Tuesday, October 15, 2013

LIBERIAN WARLORD, CHARLES TAYLOR SECRETLY SENT TO UK JAIL WHERE HE WILL SPEND THE REST OF HIS LIFE


Liberian ex-warlord Charles Taylor was on Tuesday transferred under tight security from The Hague to a British prison where the convicted war criminal is likely to spend the rest of his life.

Britain made a deal to take Taylor long before he lost his appeal against a 50-year sentence for war crimes and crimes against humanity before the UN’s Special Court for Sierra Leone (SCSL) in The Hague last week.
“Charles Ghankay Taylor… was transferred today from the Netherlands and the custody of the Special Court to the United Kingdom, where he will serve the remainder of his 50-year sentence,” the SCSL’s Freetown office said in a statement after the transfer was completed.
London said last week that Taylor would serve the rest of his sentence in a British jail, according to the confidential deal made in 2007 shortly after Taylor’s arrest.

His historic sentence on 11 counts of war crimes and crimes against humanity was the first handed down by an international court against a former head of state since the Nazi trials at Nuremberg in 1946.
Charles G. Taylor with NPFL fighters during attack on Monrovia in
1990
Taylor had asked to serve his sentence in a Rwandan prison rather than in Britain in order to be closer to his family, and Kigali had said on Tuesday that it was ready to consider the request.

The court said however that no other country had offered or accepted to enforce the remainder of Taylor’s sentence.

The former president, 65, is likely to die behind bars after the UN-backed SCSL last month upheld his sentence for arming rebels during Sierra Leone’s brutal civil war during the 1990s.

As Liberia’s president from 1997 to 2003, Taylor supplied guns and ammunition to rebels in neighbouring Sierra Leone in a conflict notorious for its mutilations, drugged child soldiers and sex slaves, judges said.

Taylor was found guilty of supporting the rebels during a civil war that claimed 120,000 lives between 1991 and 2002, in exchange for “blood diamonds” mined by slave labour.

However the man who started a violent rebellion in Liberia in 1989, and was among the first to force children to carry guns, has never been prosecuted for atrocities committed in his own country.
Charles G. Taylor with NPFL fighters during attack on Monrovia in 1990
In 2003 he was forced to quit Liberia under international pressure which brought an end to a second brutal civil war in his home country.
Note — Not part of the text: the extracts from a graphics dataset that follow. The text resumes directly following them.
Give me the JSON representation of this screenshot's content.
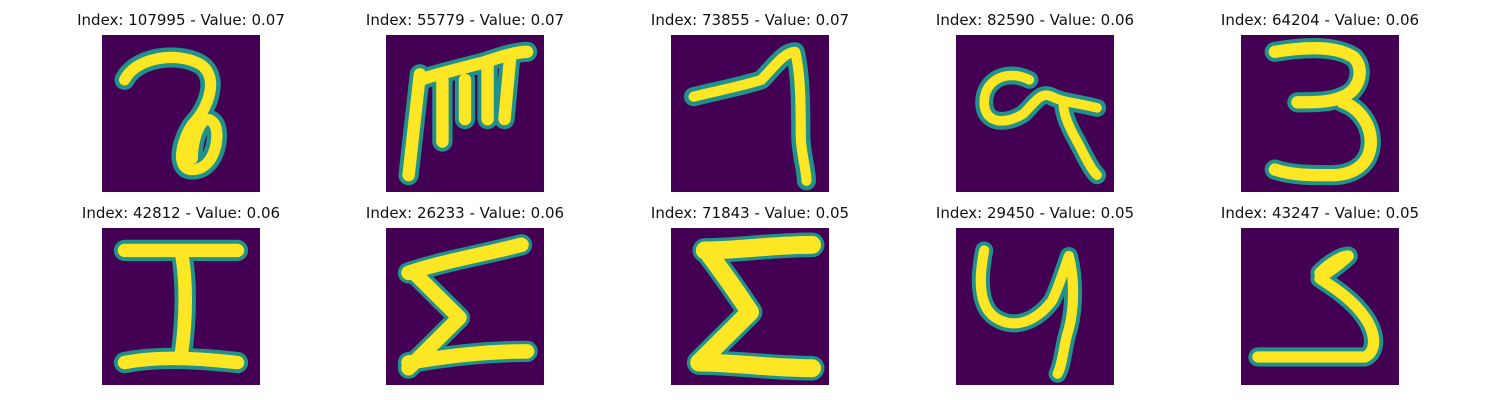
{
  "figure": {
    "panels": [
      {
        "title": "Index: 107995 - Value: 0.07",
        "glyph": "a-loop"
      },
      {
        "title": "Index: 55779 - Value: 0.07",
        "glyph": "m-scrawl"
      },
      {
        "title": "Index: 73855 - Value: 0.07",
        "glyph": "seven-hook"
      },
      {
        "title": "Index: 82590 - Value: 0.06",
        "glyph": "a-tail"
      },
      {
        "title": "Index: 64204 - Value: 0.06",
        "glyph": "three"
      },
      {
        "title": "Index: 42812 - Value: 0.06",
        "glyph": "I-serif"
      },
      {
        "title": "Index: 26233 - Value: 0.06",
        "glyph": "sigma"
      },
      {
        "title": "Index: 71843 - Value: 0.05",
        "glyph": "sigma-bold"
      },
      {
        "title": "Index: 29450 - Value: 0.05",
        "glyph": "y-loop"
      },
      {
        "title": "Index: 43247 - Value: 0.05",
        "glyph": "three-angular"
      }
    ],
    "colors": {
      "background_cell": "#440154",
      "stroke_mid": "#21918c",
      "stroke_core": "#fde725"
    }
  }
}
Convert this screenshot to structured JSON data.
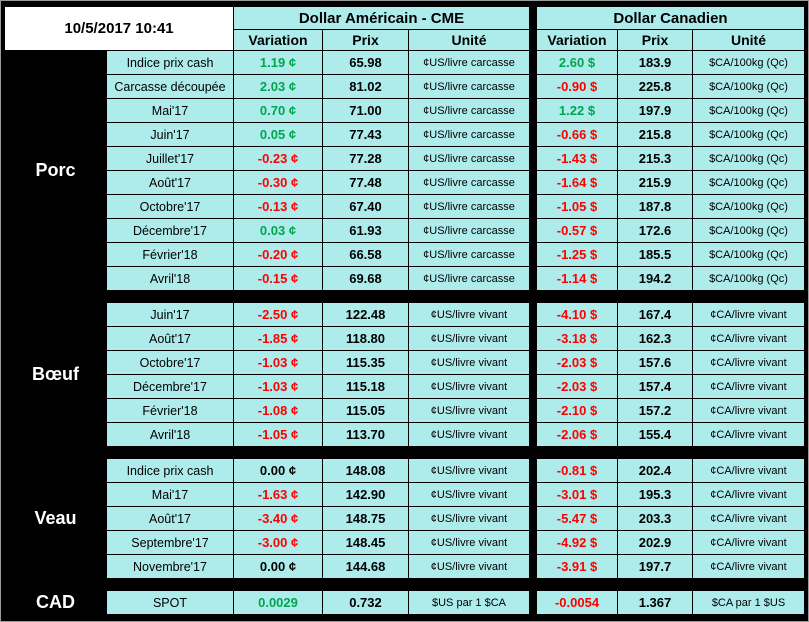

Arrested in Nigeria, he was transferred to The Hague in mid-2006 where his case was moved for fear of stirring up divisions at home where he is still popular.

A number of headline-grabbing witnesses took the stand during Taylor’s trial including actress Mia Farrow and former supermodel Naomi Campbell, who told of a gift of “dirty” diamonds she received from him in 1997 after a charity ball hosted by then South African president Nelson Mandela.